His parabolic moulds are from three to five or six feet in diameter; and in the centre or apex of each is placed a long shallow lamp of tin plate, filled with whale oil. In each lamp are six cotton wicks, almost contiguous to each other, which are so disposed as to burn without trimming for about six hours. The light of these is reflected from each mirror spread over the concave surface, and is thus multiplied, as it were, by the number of mirrors. The stucco moulding is covered on the back with tin-plate, from which a tube, immediately over the lamp, proceeds to the roof of the

Reflector, light room, and serves as a funnel, through which the smoke escapes without sullying the faces of the mirrors.
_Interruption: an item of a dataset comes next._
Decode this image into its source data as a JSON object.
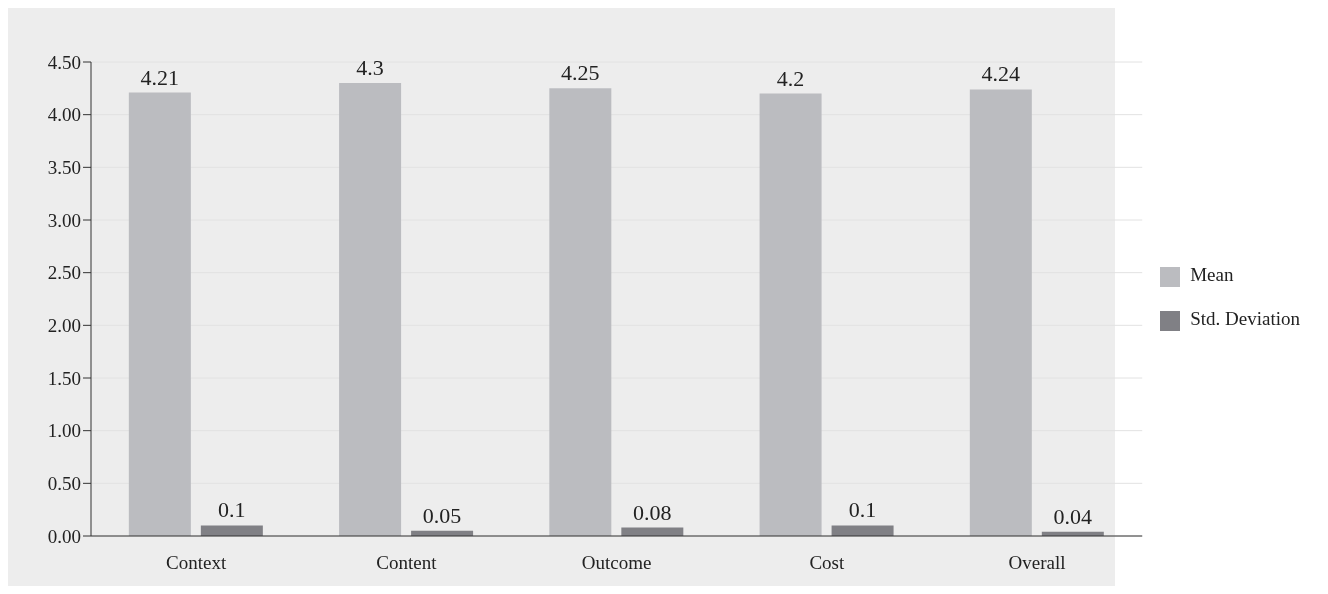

The light-room is a cupola or lantern of from eight to twelve sides, composed entirely of glass, fixed in cast-iron frames or fashions, and roofed with copper. On circular benches passing round the inside of this lantern, at about eighteen inches from the glass frames, are placed the reflectors with their lamps, so as that the concave surfaces of two or three of the reflectors front every point of the compass, and throw a blaze of light in all directions. In the roof immediately over the centre of the room is a hole, through which pass all the funnels already mentioned, and which serves likewise to admit fresh air to the lamps. This light-room is firmly fixed on the top of a round tower so as to be immovable by the weather; and the number of the reflectors, and the height of the tower, are less or greater according as it is the intention that the light should be seen at a less or a greater distance.
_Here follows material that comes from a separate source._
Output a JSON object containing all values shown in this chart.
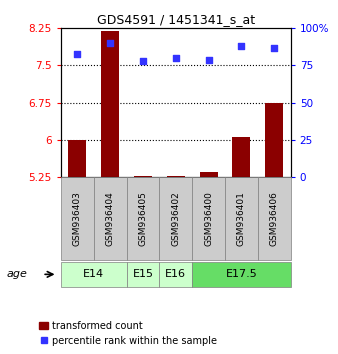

A man judging from mere theory would be very apt to condemn light-houses of this kind; because the firmest building shakes in a violent storm, and because such shaking, he might think, would sometimes throw the whole rays of light into the air, and thus mislead the bewildered seaman. This opinion, we know, was actually entertained of them by one of the profoundest philosophers and most scientific mechanics of the age. Experience, however, has convinced him, as well as the public at large, that such apprehensions are groundless, and that light-houses with lamps and reflectors are, in every point of view, preferable to those with fires burning in the open air. They are supported at much less expense; their light is more brilliant, and seen at a greater distance, whilst it can never be obscured by smoke, or beaten down on the lee-side by a violent gust of wind; and what is perhaps of still greater importance, the reflectors with their lamps may be so variously placed, that, as Mr Smith observes, one light-house cannot be mistaken for another. If we add to all this, that the lamps do not stand in need of trimming so often as open fires require fuel, and that the light man is never exposed either to cold or to wet by attending to his duty, we must be convinced that light-houses with reflectors are much less liable to be neglected in stormy weather than those with open fires, and that this circumstance alone would be enough to give the former a preference, almost incalculable, over the latter.
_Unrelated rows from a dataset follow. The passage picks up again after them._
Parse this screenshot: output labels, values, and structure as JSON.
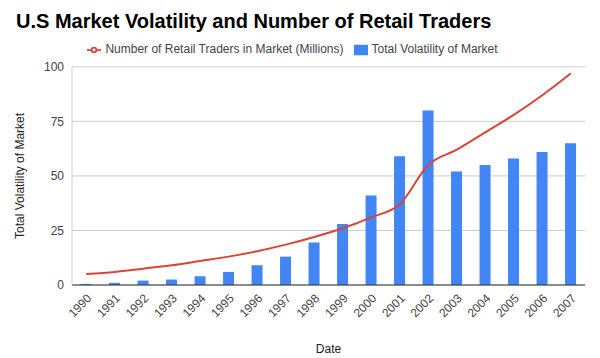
{
  "chart_data": {
    "type": "bar",
    "title": "U.S Market Volatility and Number of Retail Traders",
    "x_label": "Date",
    "y_label": "Total Volatility of Market",
    "categories": [
      "1990",
      "1991",
      "1992",
      "1993",
      "1994",
      "1995",
      "1996",
      "1997",
      "1998",
      "1999",
      "2000",
      "2001",
      "2002",
      "2003",
      "2004",
      "2005",
      "2006",
      "2007"
    ],
    "series": [
      {
        "name": "Total Volatility of Market",
        "type": "bar",
        "color": "#4285f4",
        "values": [
          0.5,
          1,
          2,
          2.5,
          4,
          6,
          9,
          13,
          19.5,
          28,
          41,
          59,
          80,
          52,
          55,
          58,
          61,
          65
        ]
      },
      {
        "name": "Number of Retail Traders in Market (Millions)",
        "type": "line",
        "color": "#db4437",
        "values": [
          5,
          6,
          7.5,
          9,
          11,
          13,
          15.5,
          18.5,
          22,
          26,
          31,
          37,
          55,
          62,
          70,
          78,
          87,
          97
        ]
      }
    ],
    "ylim": [
      0,
      100
    ],
    "yticks": [
      0,
      25,
      50,
      75,
      100
    ],
    "grid": true,
    "legend": "top"
  }
}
It has been proposed to make the concave surface of the parabola one speculum of metal, instead of covering it over with a multitude of plain glass mirrors; or to diminish the size of each mirror, if they are to be retained in preference to the metallic speculum. To every man who has but dipped into the science of optics, it must be obvious, that either of these alterations would be wrong. The brightest metal does not reflect such a quantity of light as well foliated clear glass; and were the size of the mirrors to be diminished, the number of joinings would be increased, in each of which some light is lost, not merely in the seam, but from its being almost impossible to foliate glass perfectly at its edge.